How to Cook Everything

Ok, this is a little of a cop-out. It’s bacon, right? Everyone knows how to cook bacon.

Well, maybe so. However, this is really an entry in How to Cook Everything, and I really followed it pretty closely. To make it up to you, I’ll follow the recipe up with a story about this particular toaster, and why Natasha hates it so much.


… Bacon. We’re using thick-sliced fancy stuff from Whole Foods today, 4 slices.


Heat up your broiler. Put the bacon in a roasting pan or something else with a good lip that can stand up to your broiler. If you’re using the toaster oven like I am, you might as well cover the pan with foil to make cleanup easier. Throw that pan under the broiler. Every two minutes or so, take a look at the bacon and see what you think. Turn it every second or third time you take a look. Continue that until it looks cooked to your liking. Natasha likes it pretty crispy. Bittman says he likes his a bit chewy, and estimates 10 minutes to get there.


Our toaster oven sucks (as you’ll see below). As such, I spent a lot longer making this than expected, between the periodic checks to see if it was going to catch fire and whatnot. Even with all of that, the bacon came out well enough.

Bacon always seems like a lot of work for a little reward. I like the stuff well enough, but it’s a hassle, and cleanup tends to suck. Maybe that’s nature’s way of saying “bacon isn’t an everyday meal!”

The Toaster Story

I know that you’re thinking “how on earth can a story about the toaster be that interesting?” Maybe you’ll even say it wasn’t when I’m done. Comment and let me know 🙂

Our toaster is a Black and Decker Toast-R-Oven. I suspect that it’s the TRO620. I could link to it on Amazon, but I won’t in fear of one of you buying it.

Natasha was taking care of my mom’s house a couple of years ago. One day the toaster didn’t turn off when it dinged, and it almost caught fire. She caught it before it really went, but there was a ton of scorching around the front of the toaster and (of course) ruined what was in the toaster. Another day, it happened again! My mom hasn’t ever had this happen, and we haven’t been able to talk her into replacing it despite this story.

Well, imagine Natasha’s surprise when I moved to Chicago and brought… my Black and Decker toaster.
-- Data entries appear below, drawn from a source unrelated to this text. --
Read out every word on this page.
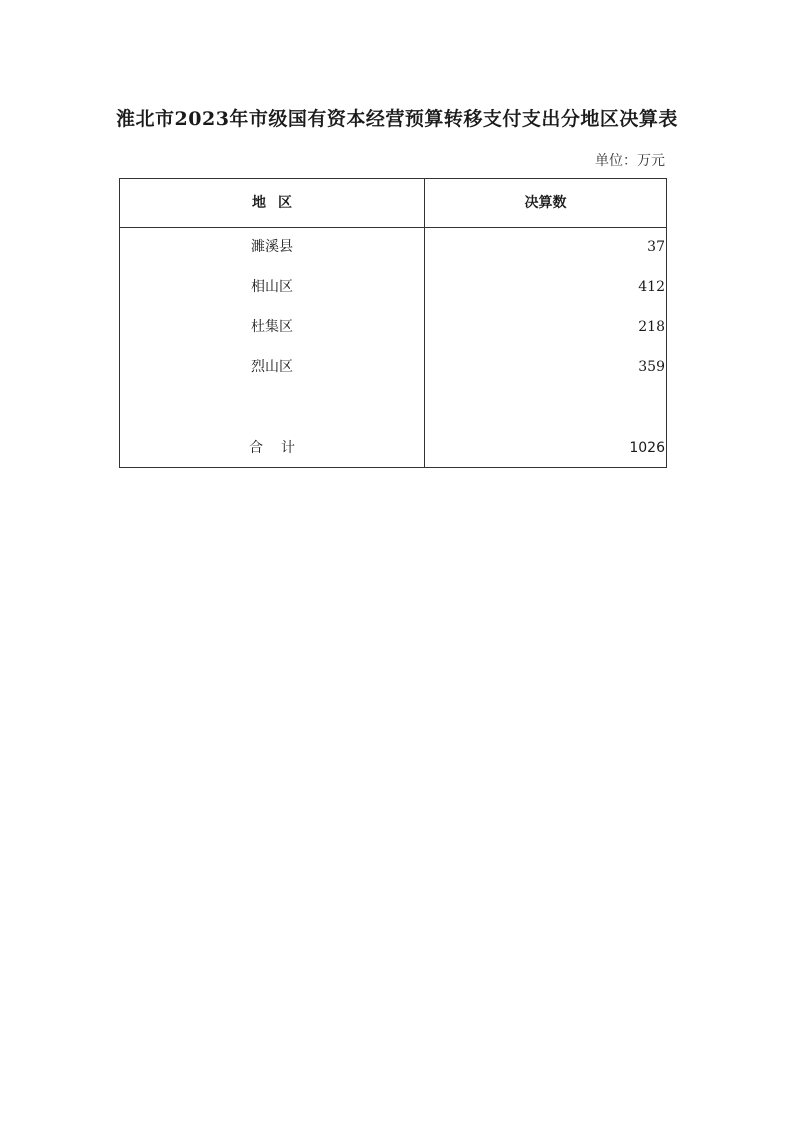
淮北市2023年市级国有资本经营预算转移支付支出分地区决算表
单位：万元
地区	决算数
濉溪县	37
相山区	412
杜集区	218
烈山区	359
合计	1026
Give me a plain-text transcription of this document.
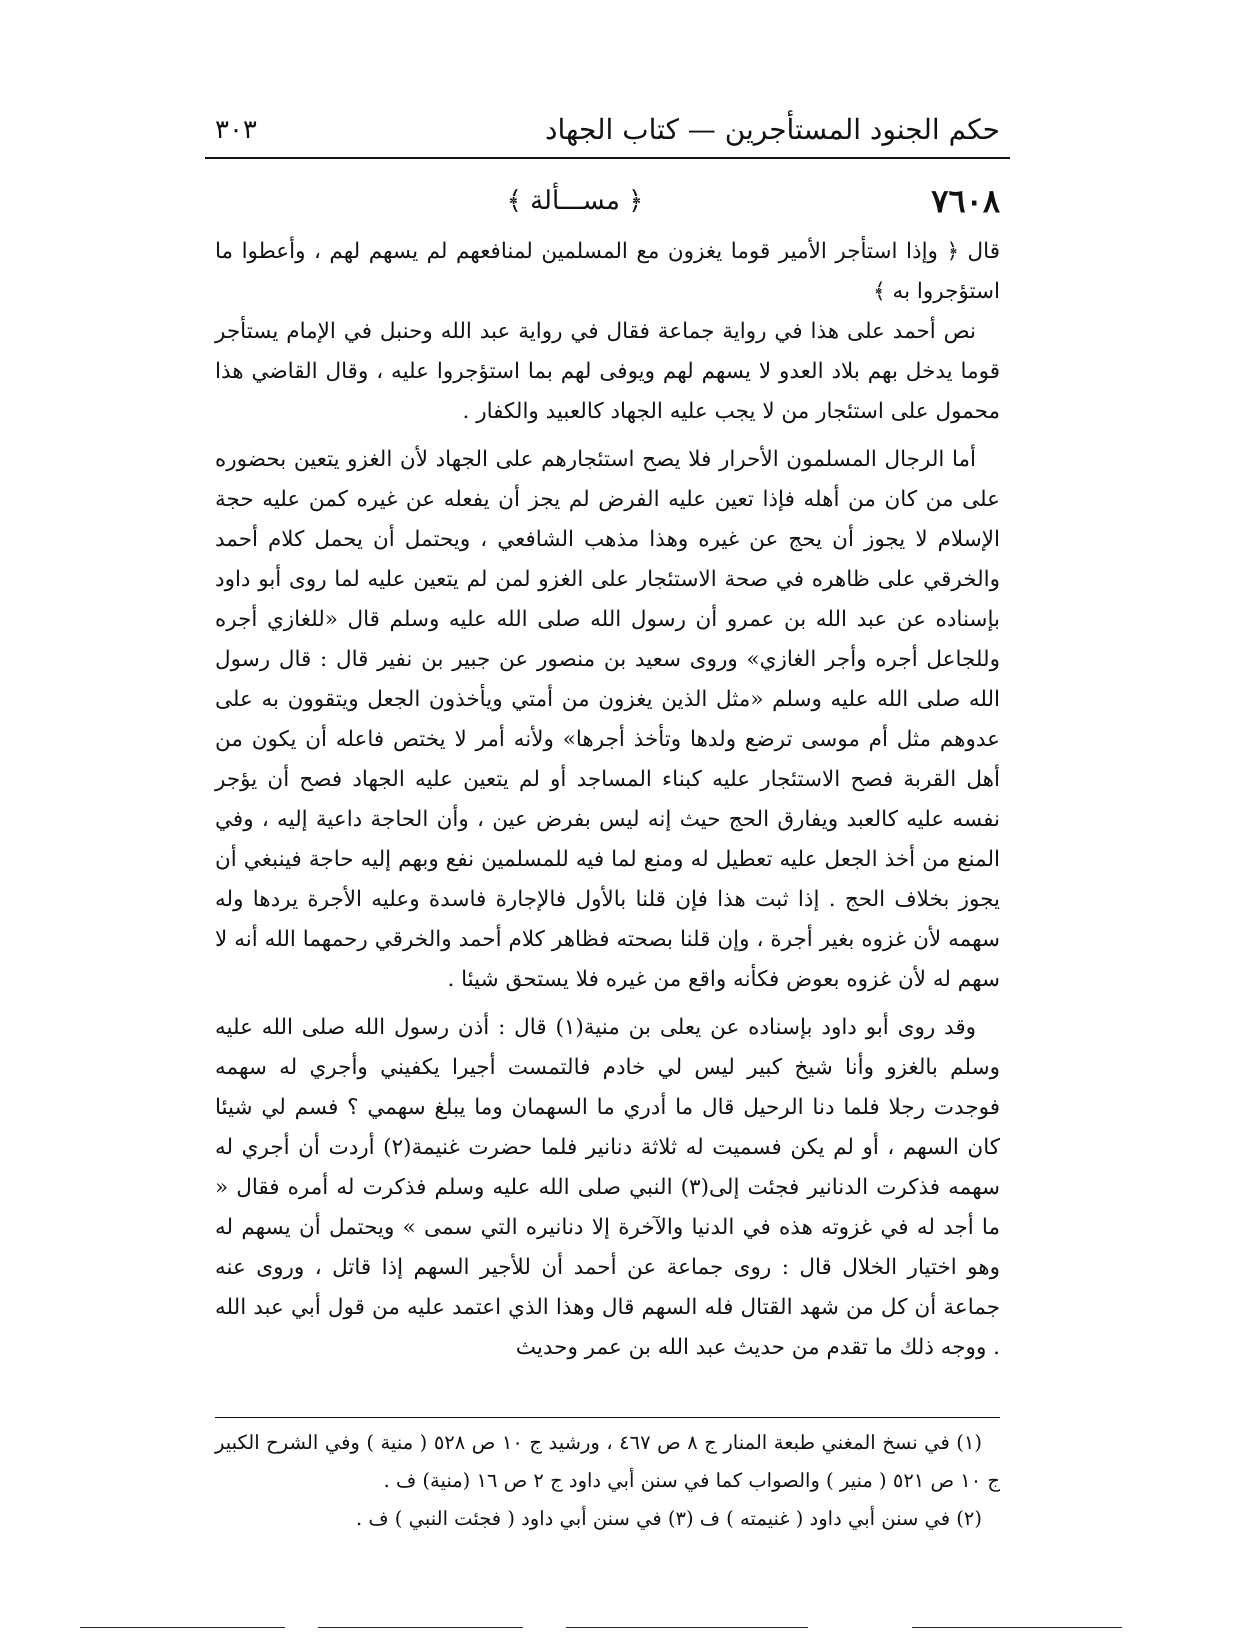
حكم الجنود المستأجرين — كتاب الجهاد
٣٠٣
٧٦٠٨
﴿ مســـألة ﴾

قال ﴿ وإذا استأجر الأمير قوما يغزون مع المسلمين لمنافعهم لم يسهم لهم ، وأعطوا ما استؤجروا به ﴾

نص أحمد على هذا في رواية جماعة فقال في رواية عبد الله وحنبل في الإمام يستأجر قوما يدخل بهم بلاد العدو لا يسهم لهم ويوفى لهم بما استؤجروا عليه ، وقال القاضي هذا محمول على استئجار من لا يجب عليه الجهاد كالعبيد والكفار .

أما الرجال المسلمون الأحرار فلا يصح استئجارهم على الجهاد لأن الغزو يتعين بحضوره على من كان من أهله فإذا تعين عليه الفرض لم يجز أن يفعله عن غيره كمن عليه حجة الإسلام لا يجوز أن يحج عن غيره وهذا مذهب الشافعي ، ويحتمل أن يحمل كلام أحمد والخرقي على ظاهره في صحة الاستئجار على الغزو لمن لم يتعين عليه لما روى أبو داود بإسناده عن عبد الله بن عمرو أن رسول الله صلى الله عليه وسلم قال «للغازي أجره وللجاعل أجره وأجر الغازي» وروى سعيد بن منصور عن جبير بن نفير قال : قال رسول الله صلى الله عليه وسلم «مثل الذين يغزون من أمتي ويأخذون الجعل ويتقوون به على عدوهم مثل أم موسى ترضع ولدها وتأخذ أجرها» ولأنه أمر لا يختص فاعله أن يكون من أهل القربة فصح الاستئجار عليه كبناء المساجد أو لم يتعين عليه الجهاد فصح أن يؤجر نفسه عليه كالعبد ويفارق الحج حيث إنه ليس بفرض عين ، وأن الحاجة داعية إليه ، وفي المنع من أخذ الجعل عليه تعطيل له ومنع لما فيه للمسلمين نفع وبهم إليه حاجة فينبغي أن يجوز بخلاف الحج . إذا ثبت هذا فإن قلنا بالأول فالإجارة فاسدة وعليه الأجرة يردها وله سهمه لأن غزوه بغير أجرة ، وإن قلنا بصحته فظاهر كلام أحمد والخرقي رحمهما الله أنه لا سهم له لأن غزوه بعوض فكأنه واقع من غيره فلا يستحق شيئا .

وقد روى أبو داود بإسناده عن يعلى بن منية(١) قال : أذن رسول الله صلى الله عليه وسلم بالغزو وأنا شيخ كبير ليس لي خادم فالتمست أجيرا يكفيني وأجري له سهمه فوجدت رجلا فلما دنا الرحيل قال ما أدري ما السهمان وما يبلغ سهمي ؟ فسم لي شيئا كان السهم ، أو لم يكن فسميت له ثلاثة دنانير فلما حضرت غنيمة(٢) أردت أن أجري له سهمه فذكرت الدنانير فجئت إلى(٣) النبي صلى الله عليه وسلم فذكرت له أمره فقال « ما أجد له في غزوته هذه في الدنيا والآخرة إلا دنانيره التي سمى » ويحتمل أن يسهم له وهو اختيار الخلال قال : روى جماعة عن أحمد أن للأجير السهم إذا قاتل ، وروى عنه جماعة أن كل من شهد القتال فله السهم قال وهذا الذي اعتمد عليه من قول أبي عبد الله . ووجه ذلك ما تقدم من حديث عبد الله بن عمر وحديث

(١) في نسخ المغني طبعة المنار ج ٨ ص ٤٦٧ ، ورشيد ج ١٠ ص ٥٢٨ ( منية ) وفي الشرح الكبير ج ١٠ ص ٥٢١ ( منير ) والصواب كما في سنن أبي داود ج ٢ ص ١٦ (منية) ف .

(٢) في سنن أبي داود ( غنيمته ) ف (٣) في سنن أبي داود ( فجئت النبي ) ف .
My mom’s is white, and mine is fake-brushed-steel, but they otherwise look the same. I somehow convinced her that it surely was just a fault with my mom’s toaster (not even the whole line, just that one). We didn’t use it for months after I moved in, but we started recently to avoid the heat from our oven1. One day she turned her back on it while I was home and we had a guest. After a few minutes, I said “wait, shouldn’t it be done?” Well, it sort of was. Evidently it finished the timer, but instead of making a “ding” sound decided to test our renter’s insurance. I caught it before it managed to catch fire or scorch, but it certainly would have. It’s happened more than once since.

Sorry, dear. We’re probably getting a new toaster now. Actually, we’ll probably buy it after we move, to have one less thing to get from place to place. It’ll probably be a nicer one that CAN TURN OFF. For the next two weeks we’ll just stick with leaving it in time-out when it’s not in use.

More Pictures

More pictures from this can be found at our Flickr page, set 18 – Bacon, in our toaster oven.

This post was edited 28 0ct 2015 to update the Amazon links above, which are affiliate links. Thanks!

1 Our oven also smokes from somewhere we can’t find. The landlords insist we’re just not cleaning it enough. I’d be more worried about this if we hadn’t already signed a lease somewhere else with a move date of a little over two weeks away.